Abstract: SA-PO0901
IgG4-Related Tubulointerstitial Nephritis and Proliferative Glomerulonephritis (GN) with IgG2, IgG3, and IgG4 Deposits in a Patient with Treated T Cell-Rich Large B Cell Lymphoma
Session Information
- Glomerular Case Reports: ANCA, IgA, IgG, and More
November 08, 2025 | Location: Exhibit Hall, Convention Center
Abstract Time: 10:00 AM - 12:00 PM
Category: Glomerular Diseases
- 1402 Glomerular Diseases: Clinical, Outcomes, and Therapeutics
Authors
- Oh, Jaha, Weill Cornell Medicine, New York, New York, United States
- Seshan, Surya V., Weill Cornell Medicine, New York, New York, United States
- Latcha, Sheron, Memorial Sloan Kettering Cancer Center, New York, New York, United States
Introduction
IgG4-related kidney disease (IgG4-RKD) most commonly presents as tubulointerstitial nephritis (TIN) with occasional glomerular involvement. Recent literature suggests an association between IgG4-RKD and hematologic malignancies. We report a unique case of IgG4-TIN with concurrent immune complex mediated proliferative GN in a patient with prior treated lymphoma.
Case Description
A 77-year-old man with stage 3a CKD and history of nodular lymphocyte-predominant Hodgkin lymphoma (treated with R-CHOP, DICE, and autologous stem cell transplant, in remission) presented with AKI and petechial rash. Following recent travel to Mexico, he developed spreading petechial rash, joint pains and fevers. Laboratory testing showed elevated BUN, creatinine (3.5 mg/dL, baseline 1.4), mild anemia, thrombocytopenia (55K), proteinuria, low C3 and C4. Imaging revealed new lymphadenopathy.
Skin biopsy showed urticarial dermatitis; biopsy from right inguinal lymph node showed chronic inflammation without lymphoma. Kidney biopsy revealed a dominant IgG4-positive plasma cell-rich interstitial infiltrate consistent with IgG4-TIN, and diffuse proliferative GN with polyclonal IgG, including IgG2, IgG3 and dominant IgG4 immune deposits (Figure 1, 2). No evidence of thrombotic microangiopathy or lymphoid malignancy was found. Extensive rheumatologic and infectious workup was negative.

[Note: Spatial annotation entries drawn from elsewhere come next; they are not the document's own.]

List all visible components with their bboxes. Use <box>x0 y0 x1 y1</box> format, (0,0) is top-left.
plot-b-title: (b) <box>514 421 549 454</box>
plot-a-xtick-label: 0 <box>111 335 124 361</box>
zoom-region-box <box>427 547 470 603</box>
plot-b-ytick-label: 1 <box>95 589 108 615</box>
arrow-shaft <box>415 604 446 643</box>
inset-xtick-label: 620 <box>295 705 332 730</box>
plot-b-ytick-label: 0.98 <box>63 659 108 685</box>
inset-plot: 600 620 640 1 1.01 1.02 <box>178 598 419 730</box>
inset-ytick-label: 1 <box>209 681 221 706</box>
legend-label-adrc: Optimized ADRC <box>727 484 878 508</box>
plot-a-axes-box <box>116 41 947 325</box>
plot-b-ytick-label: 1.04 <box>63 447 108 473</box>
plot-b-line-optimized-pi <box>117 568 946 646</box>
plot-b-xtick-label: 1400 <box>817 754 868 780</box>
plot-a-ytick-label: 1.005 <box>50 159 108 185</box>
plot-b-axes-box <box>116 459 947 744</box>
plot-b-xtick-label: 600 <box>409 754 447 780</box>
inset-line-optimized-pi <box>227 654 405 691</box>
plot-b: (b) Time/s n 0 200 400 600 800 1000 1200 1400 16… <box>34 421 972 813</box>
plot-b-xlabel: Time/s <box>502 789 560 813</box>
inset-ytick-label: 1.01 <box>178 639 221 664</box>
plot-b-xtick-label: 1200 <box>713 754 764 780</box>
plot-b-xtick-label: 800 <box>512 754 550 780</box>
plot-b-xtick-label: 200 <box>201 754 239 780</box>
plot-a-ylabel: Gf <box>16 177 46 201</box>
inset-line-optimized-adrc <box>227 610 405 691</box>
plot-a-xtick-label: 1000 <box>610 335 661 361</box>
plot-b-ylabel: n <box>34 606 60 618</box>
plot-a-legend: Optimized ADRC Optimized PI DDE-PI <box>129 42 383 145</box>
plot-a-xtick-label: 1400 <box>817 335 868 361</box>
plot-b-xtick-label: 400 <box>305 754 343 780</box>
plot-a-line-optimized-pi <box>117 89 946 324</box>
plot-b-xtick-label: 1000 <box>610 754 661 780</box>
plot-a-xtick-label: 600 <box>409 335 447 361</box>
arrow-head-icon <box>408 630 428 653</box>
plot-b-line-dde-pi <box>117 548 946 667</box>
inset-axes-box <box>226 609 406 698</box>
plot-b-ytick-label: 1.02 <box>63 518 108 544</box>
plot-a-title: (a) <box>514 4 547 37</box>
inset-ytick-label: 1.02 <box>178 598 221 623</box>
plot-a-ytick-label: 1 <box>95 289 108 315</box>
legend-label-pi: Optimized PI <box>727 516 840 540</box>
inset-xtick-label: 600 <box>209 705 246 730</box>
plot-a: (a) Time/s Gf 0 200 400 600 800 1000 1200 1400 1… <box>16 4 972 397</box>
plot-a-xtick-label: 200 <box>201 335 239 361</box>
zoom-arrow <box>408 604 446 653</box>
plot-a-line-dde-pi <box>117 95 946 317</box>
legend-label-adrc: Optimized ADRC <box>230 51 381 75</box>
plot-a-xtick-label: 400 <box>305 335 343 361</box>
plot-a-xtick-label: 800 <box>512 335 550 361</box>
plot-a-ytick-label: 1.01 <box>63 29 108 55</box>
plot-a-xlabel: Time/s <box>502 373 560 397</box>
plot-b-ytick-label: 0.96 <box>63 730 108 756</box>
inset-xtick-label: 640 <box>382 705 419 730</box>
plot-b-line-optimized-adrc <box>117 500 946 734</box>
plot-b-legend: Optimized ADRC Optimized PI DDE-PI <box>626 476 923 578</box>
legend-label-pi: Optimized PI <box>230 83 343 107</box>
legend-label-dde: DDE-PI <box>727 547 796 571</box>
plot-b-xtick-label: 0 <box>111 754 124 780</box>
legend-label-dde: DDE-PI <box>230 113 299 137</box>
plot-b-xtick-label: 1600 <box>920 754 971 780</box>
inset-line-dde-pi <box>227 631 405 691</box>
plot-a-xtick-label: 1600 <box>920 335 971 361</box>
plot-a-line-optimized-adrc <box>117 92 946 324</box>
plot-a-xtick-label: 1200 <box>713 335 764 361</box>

High-dose corticosteroids led to rapid improvement in renal function and resolution of symptoms. AKI recurred upon rapid steroid taper and improved with re-initiation of steroid.
Discussion
This case highlights the rare coexistence of IgG4-TIN and proliferative GN with polyclonal IgG immune deposits in a patient with prior large B-cell lymphoma. While IgG4-RD is more commonly associated with membranous nephropathy, proliferative GN with MPGN-like features remains rare. The temporal association with treated lymphoma raises consideration for a paraneoplastic or immune reconstitution-related phenomenon. Early steroid therapy was associated with rapid clinical response.